North Korea still poses a military threat even if the reclusive state has started to roll back its nuclear arms program, South Korea's defense minister said on Wednesday.

On Monday, North Korea started to decommission its nuclear complex that produces arms-grade plutonium as part of a disarmament-for-aid deal it reached with regional powers including the United States and South Korea.

Although it is true that North Korea has begun the process of disabling its nuclear program, we cannot say that the threat from North Korea has reduced tangibly or discernibly, Kim Jang-soo said after meeting U.S. Defense Secretary Robert Gates.

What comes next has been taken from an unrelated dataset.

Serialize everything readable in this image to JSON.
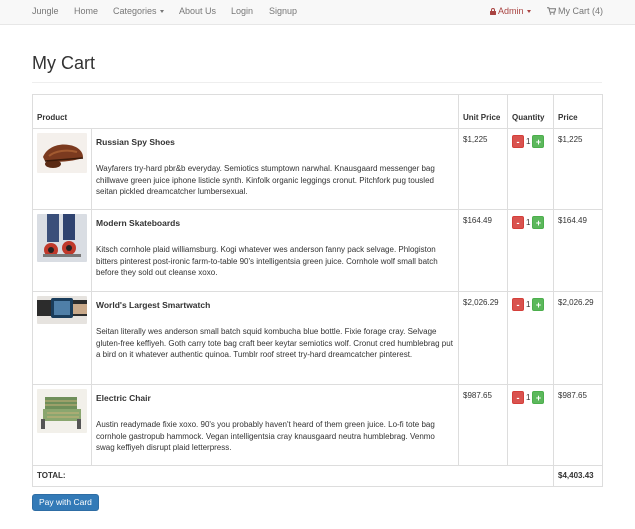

Kim and Gates discussed how the allies could counter the threat posed by the North's 1.2 million-man military, most of whom are near the heavily fortified border with the South.

The North Korean nuclear and conventional threat remains the focal point of our alliance for its deterrent and defense position, Gates said at a joint news conference.

The United States has about 28,000 troops in South Korea to support the country's military of some 670,000 soldiers. The two Koreas remain technically at war because their 1950-1953 conflict ended in a truce and not a peace treaty.

A U.S. State Department official who just returned from the North's Yongbyon nuclear complex said the state has started to reverse operations at three key facilities -- an ageing reactor, a plant that produces nuclear fuel and another that turns spent fuel into arms-grade plutonium.

The deal requires North Korea to disable the three by the end of 2007, provide a list of its nuclear arms activity, account for all its fissile material and answer U.S. suspicions that it has a clandestine program to enrich uranium for weapons.

Under the deal it reached with China, Japan, Russia, South Korea and the United States, the energy-starved North is to receive 1 million tonnes of heavy fuel oil or equivalent aid.

The United States will also move toward taking North Korea off a U.S. terrorism blacklist.

Proliferation experts said the disablement steps would be reversible but would put the North out of the plutonium production business for about a year.

U.S. officials estimate the North has about 110 lb of plutonium. Proliferation experts say that is enough for six to eight bombs.